Here is an excerpt from the "raw" dump from the gccgo run:
PeriodType: cpu nanoseconds
Period: 10000000
Time: 2018-07-25 09:01:46.066810243 -0400 EDT
Duration: 2.51
Samples:
samples/count cpu/nanoseconds
1 10000000: 1 2 2 3 4 5 6 7 8 9 10 11 12
1 10000000: 1 2 2 3 4 13 14 15 16 17 18 11 12
1 10000000: 1 2 2 3 4 19 20 21 16 17 18 11 12
1 10000000: 1 2 2 3 4 22 16 17 18 11 12
9 90000000: 1 2 2 3 4 23 24 25 26 27 28 29
1 10000000: 1 2 2 3 4 30 30 31 32 16 17 18 11 12
and the corresponding locations ("1", "2" above, etc) from later in the dump:
Locations
1: 0x4c79ef M=1 runtime.sigprof.isra.164 /ssd/gcc-trunk/build-gcc/x86_64-pc-linux-gnu/libgo/../../../gcc-trunk/libgo/go/runtime/proc.go:3421 s=0
2: 0x4d95bc M=1 runtime.sighandler /ssd/gcc-trunk/build-gcc/x86_64-pc-linux-gnu/libgo/../../../gcc-trunk/libgo/go/runtime/signal_sighandler.go:35 s=0
runtime.sigtrampgo /ssd/gcc-trunk/build-gcc/x86_64-pc-linux-gnu/libgo/../../../gcc-trunk/libgo/go/runtime/signal_unix.go:312 s=0
3: 0x569c06 M=1 runtime.sigtramp /ssd/gcc-trunk/build-gcc/x86_64-pc-linux-gnu/libgo/../../../gcc-trunk/libgo/runtime/go-signal.c:131 s=0
4: 0x7fa77097e0bf M=2 _IO_funlockfile ??:?:0 s=0
5: 0x4df1f4 M=1 runtime.mapassign /ssd/gcc-trunk/build-gcc/x86_64-pc-linux-gnu/libgo/../../../gcc-trunk/libgo/go/runtime/hashmap.go:583 s=0
6: 0x42cdd8 M=1 debug_dwarf.Data.parseAbbrev /ssd/gcc-trunk/build-gcc/x86_64-pc-linux-gnu/libgo/../../../gcc-trunk/libgo/go/debug/dwarf/entry.go:89 s=0
7: 0x42d860 M=1 debug_dwarf.Data.parseUnits /ssd/gcc-trunk/build-gcc/x86_64-pc-linux-gnu/libgo/../../../gcc-trunk/libgo/go/debug/dwarf/unit.go:77 s=0
All of the entries in the profile start with the same sequence:
1 10000000: 1 2 2 3 4 <N> ...
where is the actual function executing at the time SIGPROF was delivered. Location 4 is the suspicious one -- the IP is recorded as 0x7fa77097e0bf, which falls into the libc mapping:
1: 0x400000/0x74e000/0x0 ./dwarf-check.gccgo 52734d70535f365f564c596b3853416e645572522f5f56623832316f347a6f75636f6c6e4c6644454d2f346a4170633677515135414a714d724d4876542d2f5239433562436a50584756325f72356c45735a4a [FN][FL][LN][IN]

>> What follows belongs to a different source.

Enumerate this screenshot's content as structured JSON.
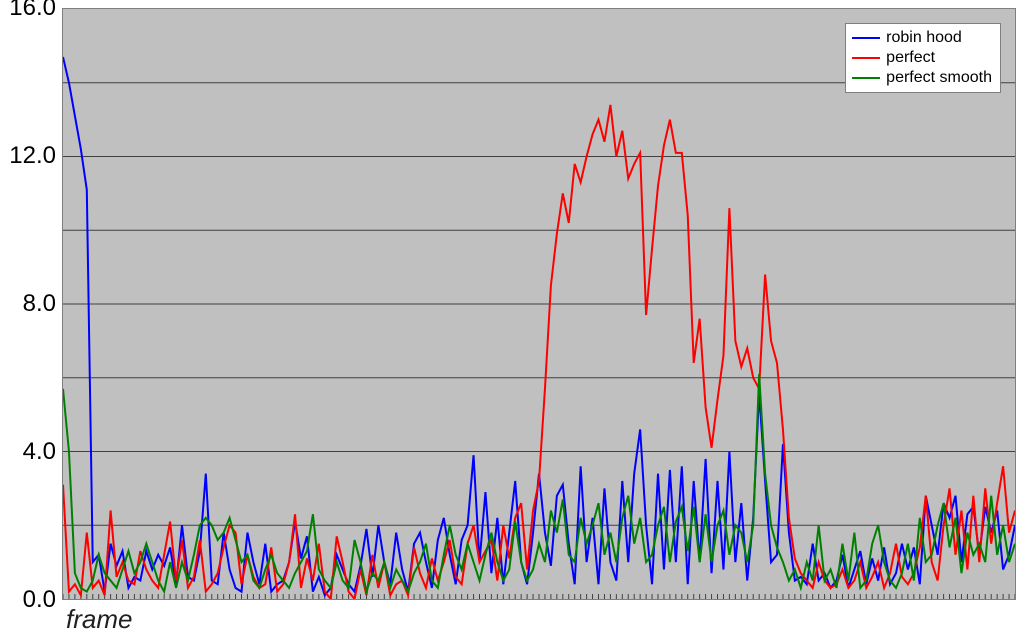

2: 0x7fa77096d000/0x7fa770985000/0x0 /lib/x86_64-linux-gnu/libpthread-2.24.so 29eacef9300ae49e471349173628703ccfeed6d7 [FN][FL][LN][IN]
Here 0x7fa77097e0bf - 0x7fa77096d000 is 0x110bf; disassembling the library in question I see:
...
0000000000011070 <_IO_funlockfile>:
__funlockfile():
/tmp/build-debs.Lfl5zt/glibc-2.24/nptl/../sysdeps/pthread/funlockfile.c:28
...
110b0: nop
110b1: nopl 0x0(%rax,%rax,1)
110b6: nopw %cs:0x0(%rax,%rax,1)
00000000000110c0 <__restore_rt>:
__restore_rt():
110c0: mov $0xf,%rax
110c7: syscall
110c9: nopl 0x0(%rax)
In other words, the IP value in question doesn't really make sense as far as I can tell.